Breakout session PM2. The "My data organization is as good as yours" fallacy

7 Feb 2025, 13:45
1h
Academic Hall (Building A1 - University of Liège)

Academic Hall

Building A1 - University of Liège

Speaker

Prof. Christophe Phillips (GIGA CRC human imaging)

Description

In neuroimaging, scientists have been using open-source software since the mid-1990's but there existed no consensus on how researchers should systematically organize their data. Typically each lab would structure their dataset in their own way, such that only one/few researcher/s would know how to make sense of them. Moreover, the data could be spread across supports, e.g. in a lab book on a shelf, some Excel file on a laptop, and several hard-drives! Such lack of consensus leads to misunderstandings and time wasted on rearranging data or rewriting scripts expecting certain structure.
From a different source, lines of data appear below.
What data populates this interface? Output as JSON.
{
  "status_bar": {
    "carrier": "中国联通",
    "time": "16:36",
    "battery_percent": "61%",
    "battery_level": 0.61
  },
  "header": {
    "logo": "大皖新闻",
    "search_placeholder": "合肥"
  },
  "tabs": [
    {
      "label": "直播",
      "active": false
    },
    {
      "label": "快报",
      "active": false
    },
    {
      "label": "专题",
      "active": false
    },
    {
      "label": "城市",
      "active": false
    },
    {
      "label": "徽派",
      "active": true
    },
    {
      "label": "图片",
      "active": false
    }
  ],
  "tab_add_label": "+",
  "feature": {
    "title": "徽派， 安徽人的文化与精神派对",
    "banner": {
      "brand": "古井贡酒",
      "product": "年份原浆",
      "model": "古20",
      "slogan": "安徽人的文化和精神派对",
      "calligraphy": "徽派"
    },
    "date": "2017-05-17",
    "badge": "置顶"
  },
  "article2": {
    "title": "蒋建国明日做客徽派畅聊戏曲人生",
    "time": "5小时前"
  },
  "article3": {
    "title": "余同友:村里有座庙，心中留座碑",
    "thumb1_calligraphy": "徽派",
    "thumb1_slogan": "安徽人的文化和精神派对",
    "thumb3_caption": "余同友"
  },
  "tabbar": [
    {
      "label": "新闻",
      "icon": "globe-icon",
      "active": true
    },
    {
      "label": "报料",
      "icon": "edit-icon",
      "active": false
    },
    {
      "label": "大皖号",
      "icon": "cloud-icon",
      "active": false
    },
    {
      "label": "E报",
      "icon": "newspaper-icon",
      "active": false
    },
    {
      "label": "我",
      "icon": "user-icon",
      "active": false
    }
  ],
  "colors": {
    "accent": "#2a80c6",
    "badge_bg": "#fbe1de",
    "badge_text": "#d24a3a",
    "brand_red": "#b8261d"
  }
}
In 2016, Gorgolewski et al. proposed the "Brain Imaging Data Structure" (BIDS): a framework to solve these issues in an practical and easy-to-adopt way, using open file formats. Since then, BIDS has been broadly adopted by the neuroimaging community and extended to describe several additional modalities and 'data derivatives'. BIDS success can be linked to its being a community effort, addressing clear use cases, solving common end-user problems, and presenting low technical barrier to entry. BIDS effectively provides a simple and intuitive way to organize and describe your neuroimaging/behavioural data. These principles could be extended to other fields.